ALAMEDA -- The City Council has adopted a budget for the next two fiscal years that officials say will cause no significant decrease in public services while maintaining at least a 25 percent reserve in the city's General Fund.
But the $163 million budget approved unanimously by the council Tuesday also calls for job cuts and structural changes within city departments to help offset deficits projected at $3.5 million for the upcoming fiscal year and $5.2 million for the following year.
About $45 million has been earmarked for capital improvements and maintenance, including about $17 million for sewer work and about $10 million for maintaining and upgrading streets and sidewalks.
The proposed cuts include eliminating three positions in the City Manager's office and one in the City Attorney's Office, as well as two positions in human resources.
The deficit also will be offset by saving about $275,000 at the fire department as a result of not paying overtime that was previously budgeted, Assistant City Manager Liz Warmerdam said. An additional $456,000 will be saved at the police department through not filling seven vacant positions.

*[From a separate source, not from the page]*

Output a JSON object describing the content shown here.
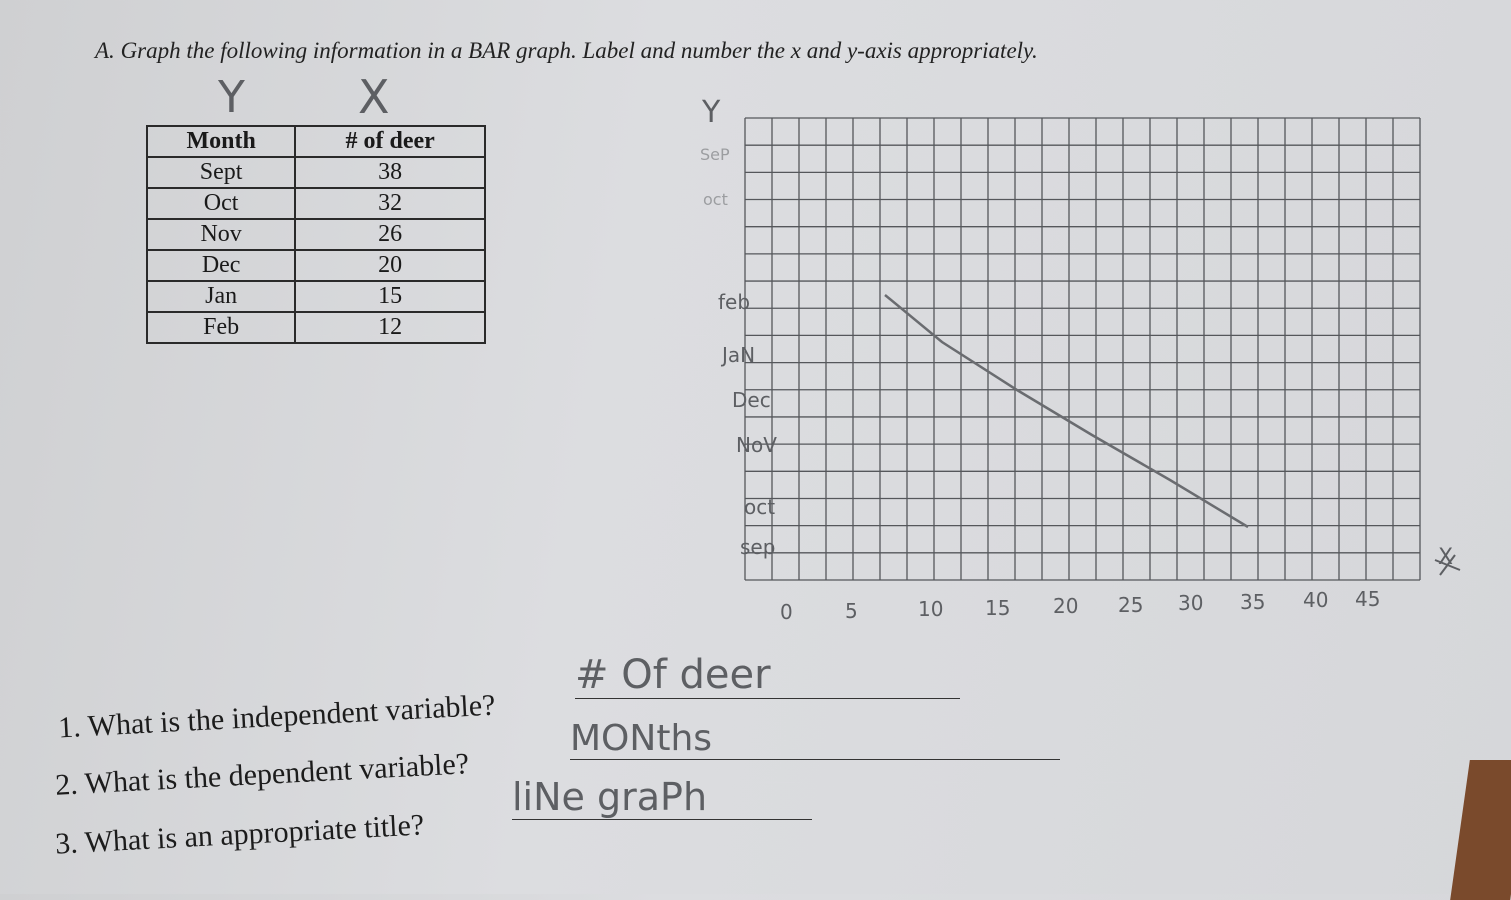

Other cost-saving steps include reclassifying some jobs, raising the city's business license processing fee to $25 and reducing purchases of fire department equipment and supplies.
While the moves will balance the books, city officials say they are still facing a $3.8 million deficit during fiscal year 2015-16, a shortfall that is expected to reach $6.6 million within the following two years.

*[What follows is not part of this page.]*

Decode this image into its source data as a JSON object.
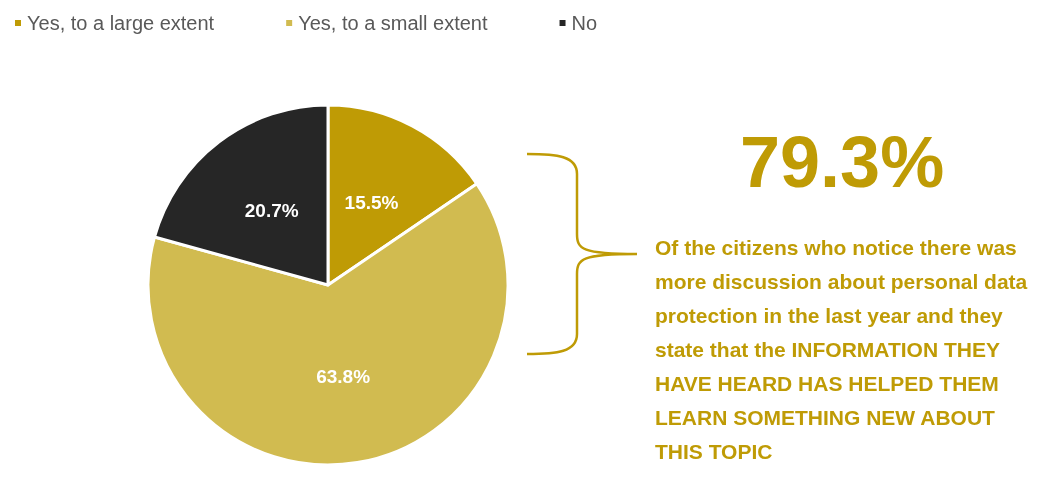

"There's going to be some really, really hard decisions and everybody's going to have to get together and basically figure out a way to solve the problem," City Auditor Kevin Kearney said.

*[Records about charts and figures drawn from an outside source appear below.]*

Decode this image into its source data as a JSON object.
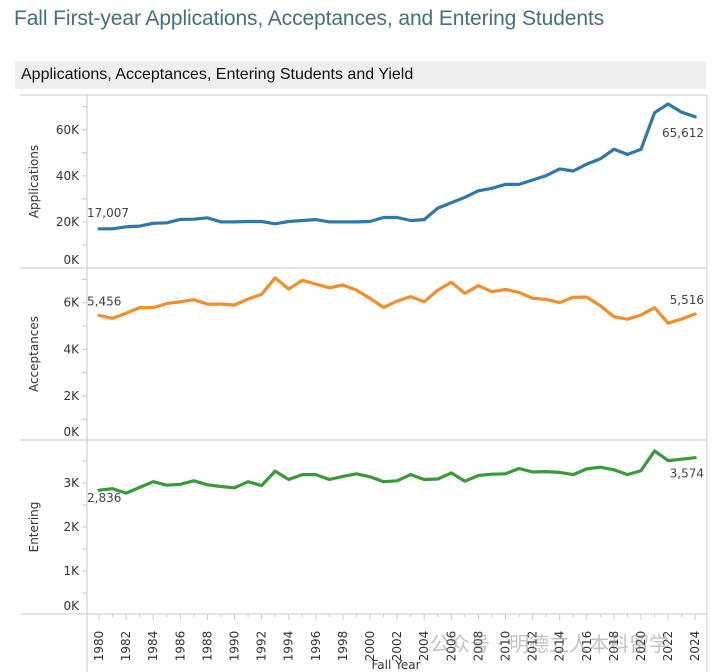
{
  "page_title": "Fall First-year Applications, Acceptances, and Entering Students",
  "section_header": "Applications, Acceptances, Entering Students and Yield",
  "watermark": "公众号 · 明德立人本科留学",
  "chart_data": {
    "type": "line",
    "title": "Applications, Acceptances, Entering Students and Yield",
    "xlabel": "Fall Year",
    "x": [
      1980,
      1981,
      1982,
      1983,
      1984,
      1985,
      1986,
      1987,
      1988,
      1989,
      1990,
      1991,
      1992,
      1993,
      1994,
      1995,
      1996,
      1997,
      1998,
      1999,
      2000,
      2001,
      2002,
      2003,
      2004,
      2005,
      2006,
      2007,
      2008,
      2009,
      2010,
      2011,
      2012,
      2013,
      2014,
      2015,
      2016,
      2017,
      2018,
      2019,
      2020,
      2021,
      2022,
      2023,
      2024
    ],
    "x_tick_labels": [
      "1980",
      "1982",
      "1984",
      "1986",
      "1988",
      "1990",
      "1992",
      "1994",
      "1996",
      "1998",
      "2000",
      "2002",
      "2004",
      "2006",
      "2008",
      "2010",
      "2012",
      "2014",
      "2016",
      "2018",
      "2020",
      "2022",
      "2024"
    ],
    "grid": false,
    "series": [
      {
        "name": "Applications",
        "ylabel": "Applications",
        "color": "#2f78a8",
        "ylim": [
          0,
          75000
        ],
        "y_ticks": [
          0,
          20000,
          40000,
          60000
        ],
        "y_tick_labels": [
          "0K",
          "20K",
          "40K",
          "60K"
        ],
        "start_label": "17,007",
        "end_label": "65,612",
        "values": [
          17007,
          17000,
          17900,
          18200,
          19400,
          19600,
          21100,
          21200,
          21800,
          20000,
          20000,
          20200,
          20200,
          19200,
          20200,
          20600,
          21000,
          20000,
          20000,
          20000,
          20200,
          21900,
          21900,
          20600,
          21000,
          26000,
          28300,
          30700,
          33500,
          34600,
          36300,
          36300,
          38200,
          40100,
          43000,
          42100,
          45100,
          47400,
          51500,
          49300,
          51500,
          67400,
          71200,
          67600,
          65612
        ]
      },
      {
        "name": "Acceptances",
        "ylabel": "Acceptances",
        "color": "#f28e2b",
        "ylim": [
          0,
          7500
        ],
        "y_ticks": [
          0,
          2000,
          4000,
          6000
        ],
        "y_tick_labels": [
          "0K",
          "2K",
          "4K",
          "6K"
        ],
        "start_label": "5,456",
        "end_label": "5,516",
        "values": [
          5456,
          5330,
          5550,
          5790,
          5790,
          5960,
          6040,
          6130,
          5940,
          5940,
          5900,
          6160,
          6360,
          7070,
          6590,
          6960,
          6800,
          6640,
          6760,
          6540,
          6190,
          5800,
          6070,
          6260,
          6040,
          6540,
          6880,
          6400,
          6730,
          6470,
          6570,
          6440,
          6190,
          6140,
          6010,
          6230,
          6240,
          5870,
          5400,
          5290,
          5470,
          5790,
          5120,
          5300,
          5516
        ]
      },
      {
        "name": "Entering",
        "ylabel": "Entering",
        "color": "#3a9a3a",
        "ylim": [
          0,
          3900
        ],
        "y_ticks": [
          0,
          1000,
          2000,
          3000
        ],
        "y_tick_labels": [
          "0K",
          "1K",
          "2K",
          "3K"
        ],
        "start_label": "2,836",
        "end_label": "3,574",
        "values": [
          2836,
          2870,
          2770,
          2900,
          3030,
          2950,
          2970,
          3050,
          2960,
          2920,
          2890,
          3030,
          2940,
          3270,
          3080,
          3190,
          3190,
          3080,
          3150,
          3210,
          3140,
          3030,
          3050,
          3190,
          3080,
          3090,
          3230,
          3040,
          3170,
          3200,
          3210,
          3330,
          3250,
          3260,
          3240,
          3190,
          3320,
          3360,
          3300,
          3190,
          3280,
          3730,
          3510,
          3540,
          3574
        ]
      }
    ]
  }
}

About 29 percent of the General Fund -- which total about $66 million and pays for parks, libraries, public safety and other services -- will be kept as a reserve for the upcoming fiscal year under the budget adopted Tuesday.
That reserve will drop to 25 percent the following fiscal year, however.
Maintaining a reserve is "a moment of celebration," City Councilman Tony Daysog said. "But no one is breaking out any champagne bottles because we know that this is really buying us time to begin to flesh out and implement those hard decisions."
The reasons for the ongoing deficit are a decline in General Fund revenue due to the sluggish economy over the past several years, coupled with rising costs for employee health care and retirement benefits.
This is the city's first budget adopted under a two-year cycle, and by including projections through fiscal year 2017-18 the council now has a jump-start on tackling the shortfalls, Mayor Marie Gilmore said.
"This is not a council that has not and does not intend to kick the can down the road," Gilmore said. "But this is also a council that realizes that we can only be successful in dealing with our problems if we all work cooperatively together, and provide the kind of information that's needed in order to make smart, intelligent decisions."